Title:Analytical computation of the off-axis Effective Area of grazing incidence X-ray mirrors

Abstract: Focusing mirrors for X-ray telescopes in grazing incidence are characterized in their performances by the imaging quality and by the effective area. Even though the on-axis effective area is assumed in general to characterize the collecting power of an X-ray optic, the telescope capability of imaging extended X-ray sources is also determined by the variation of the effective area with the off-axis angle. The complex task of designing optics for future X-ray telescopes comprises detailed computations of the imaging quality and of the effective area on and off-axis. Due to their apparent complexity, both aspects have been, so far, treated along with ray-tracing routines. Although this approach has been widely exploited and proven as effective, it would be also attractive to regard the same problem from an analytical viewpoint.

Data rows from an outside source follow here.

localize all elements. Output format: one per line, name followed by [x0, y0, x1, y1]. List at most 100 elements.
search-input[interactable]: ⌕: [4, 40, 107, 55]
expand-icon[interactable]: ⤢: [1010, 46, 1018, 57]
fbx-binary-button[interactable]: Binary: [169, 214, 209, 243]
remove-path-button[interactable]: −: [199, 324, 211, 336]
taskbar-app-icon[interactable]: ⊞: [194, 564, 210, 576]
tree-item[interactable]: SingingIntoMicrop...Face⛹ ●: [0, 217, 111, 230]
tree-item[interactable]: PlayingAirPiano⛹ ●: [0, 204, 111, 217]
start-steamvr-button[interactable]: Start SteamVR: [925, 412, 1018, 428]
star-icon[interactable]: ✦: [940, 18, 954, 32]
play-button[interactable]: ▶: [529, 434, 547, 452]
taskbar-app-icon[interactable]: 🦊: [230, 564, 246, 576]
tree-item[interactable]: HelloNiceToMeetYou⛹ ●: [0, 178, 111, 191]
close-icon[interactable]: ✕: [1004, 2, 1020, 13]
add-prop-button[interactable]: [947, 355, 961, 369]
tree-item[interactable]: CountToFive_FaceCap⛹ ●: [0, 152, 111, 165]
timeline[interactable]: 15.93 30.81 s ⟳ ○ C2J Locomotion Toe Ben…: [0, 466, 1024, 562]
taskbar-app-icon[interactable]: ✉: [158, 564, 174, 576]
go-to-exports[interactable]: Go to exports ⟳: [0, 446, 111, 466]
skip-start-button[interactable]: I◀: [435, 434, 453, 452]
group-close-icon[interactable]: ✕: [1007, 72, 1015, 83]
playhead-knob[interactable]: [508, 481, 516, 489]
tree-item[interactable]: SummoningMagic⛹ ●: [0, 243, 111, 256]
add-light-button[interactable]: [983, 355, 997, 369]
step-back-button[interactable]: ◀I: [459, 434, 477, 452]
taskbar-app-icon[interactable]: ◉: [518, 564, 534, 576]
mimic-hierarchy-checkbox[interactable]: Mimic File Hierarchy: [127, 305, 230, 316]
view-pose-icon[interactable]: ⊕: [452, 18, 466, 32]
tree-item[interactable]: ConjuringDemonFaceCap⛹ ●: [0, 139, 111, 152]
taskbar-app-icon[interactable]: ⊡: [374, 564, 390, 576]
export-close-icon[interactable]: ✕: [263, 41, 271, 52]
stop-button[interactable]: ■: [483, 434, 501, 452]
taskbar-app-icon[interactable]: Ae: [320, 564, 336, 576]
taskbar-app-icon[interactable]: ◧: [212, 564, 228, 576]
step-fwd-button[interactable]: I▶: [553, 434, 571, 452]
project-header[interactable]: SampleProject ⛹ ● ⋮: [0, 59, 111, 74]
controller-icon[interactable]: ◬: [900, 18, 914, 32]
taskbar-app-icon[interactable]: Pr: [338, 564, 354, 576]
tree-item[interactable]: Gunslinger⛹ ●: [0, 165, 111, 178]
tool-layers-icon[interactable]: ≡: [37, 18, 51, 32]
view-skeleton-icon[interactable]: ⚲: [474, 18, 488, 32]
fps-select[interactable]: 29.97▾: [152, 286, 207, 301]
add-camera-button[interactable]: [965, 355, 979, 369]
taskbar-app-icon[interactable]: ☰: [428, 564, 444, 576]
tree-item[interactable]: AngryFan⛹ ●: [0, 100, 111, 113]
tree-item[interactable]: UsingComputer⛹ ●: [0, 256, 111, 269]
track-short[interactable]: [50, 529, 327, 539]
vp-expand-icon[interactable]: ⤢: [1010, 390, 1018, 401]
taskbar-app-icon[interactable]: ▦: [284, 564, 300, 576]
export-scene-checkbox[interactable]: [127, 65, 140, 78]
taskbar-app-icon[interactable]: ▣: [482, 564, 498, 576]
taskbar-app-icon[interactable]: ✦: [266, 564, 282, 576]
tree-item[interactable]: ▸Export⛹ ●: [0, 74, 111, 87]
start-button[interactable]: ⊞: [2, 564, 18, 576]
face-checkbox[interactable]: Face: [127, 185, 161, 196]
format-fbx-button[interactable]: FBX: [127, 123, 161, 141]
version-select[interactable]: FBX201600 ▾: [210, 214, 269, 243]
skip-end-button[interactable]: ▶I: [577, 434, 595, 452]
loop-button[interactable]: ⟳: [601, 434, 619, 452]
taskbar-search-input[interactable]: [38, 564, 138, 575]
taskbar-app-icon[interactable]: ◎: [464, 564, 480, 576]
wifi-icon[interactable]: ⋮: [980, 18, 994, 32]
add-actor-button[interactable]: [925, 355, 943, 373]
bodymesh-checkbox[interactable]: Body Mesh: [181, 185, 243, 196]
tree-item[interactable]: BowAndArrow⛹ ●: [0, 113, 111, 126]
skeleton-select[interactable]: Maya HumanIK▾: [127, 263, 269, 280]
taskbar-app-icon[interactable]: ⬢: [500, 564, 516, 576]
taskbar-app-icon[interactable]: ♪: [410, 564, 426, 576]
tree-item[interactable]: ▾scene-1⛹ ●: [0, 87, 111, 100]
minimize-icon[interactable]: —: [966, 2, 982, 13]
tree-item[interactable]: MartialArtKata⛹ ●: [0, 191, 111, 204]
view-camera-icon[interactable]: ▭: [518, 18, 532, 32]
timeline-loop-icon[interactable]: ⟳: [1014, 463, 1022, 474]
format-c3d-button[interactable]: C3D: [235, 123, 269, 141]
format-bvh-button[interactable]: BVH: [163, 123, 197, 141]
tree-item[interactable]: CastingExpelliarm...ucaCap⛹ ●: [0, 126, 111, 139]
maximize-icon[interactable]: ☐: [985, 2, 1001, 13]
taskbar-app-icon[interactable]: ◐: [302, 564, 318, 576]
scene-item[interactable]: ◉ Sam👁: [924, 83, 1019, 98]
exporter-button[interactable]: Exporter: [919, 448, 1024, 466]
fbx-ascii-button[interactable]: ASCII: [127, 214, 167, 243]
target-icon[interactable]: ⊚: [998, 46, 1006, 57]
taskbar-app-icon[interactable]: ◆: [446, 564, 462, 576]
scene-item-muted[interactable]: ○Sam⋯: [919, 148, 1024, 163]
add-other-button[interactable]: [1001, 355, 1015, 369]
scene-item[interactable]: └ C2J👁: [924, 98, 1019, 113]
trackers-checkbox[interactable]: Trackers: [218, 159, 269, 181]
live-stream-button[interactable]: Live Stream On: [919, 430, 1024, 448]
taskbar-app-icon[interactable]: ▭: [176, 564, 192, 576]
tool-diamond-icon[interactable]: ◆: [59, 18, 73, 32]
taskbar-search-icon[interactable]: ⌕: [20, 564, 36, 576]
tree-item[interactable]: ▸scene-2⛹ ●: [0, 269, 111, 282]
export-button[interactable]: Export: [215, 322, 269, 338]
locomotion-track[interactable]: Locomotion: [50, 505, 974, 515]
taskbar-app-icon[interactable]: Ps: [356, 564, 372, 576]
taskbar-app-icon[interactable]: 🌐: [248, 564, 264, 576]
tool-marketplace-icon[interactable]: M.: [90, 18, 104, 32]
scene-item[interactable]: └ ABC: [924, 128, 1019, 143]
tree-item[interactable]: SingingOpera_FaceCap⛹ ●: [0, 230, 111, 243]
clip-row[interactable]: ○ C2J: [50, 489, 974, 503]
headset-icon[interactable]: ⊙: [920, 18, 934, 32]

In this paper we thereby focused on devising out analytical solutions to compute the off-axis effective area of double-reflection X-ray mirrors. We have found useful analytical formulae for the off-axis effective area of a double-reflection mirror in double cone approximation, requiring only a numerical integration and the standard routines to calculate the X-ray coating reflectivity for a given incidence angle. Algebraic expressions are provided for the mirror geometric area, as a function of the off-axis angle. Finally, the results of the analytical computations presented here are also validated by a comparison with the corresponding predictions of a ray-tracing code.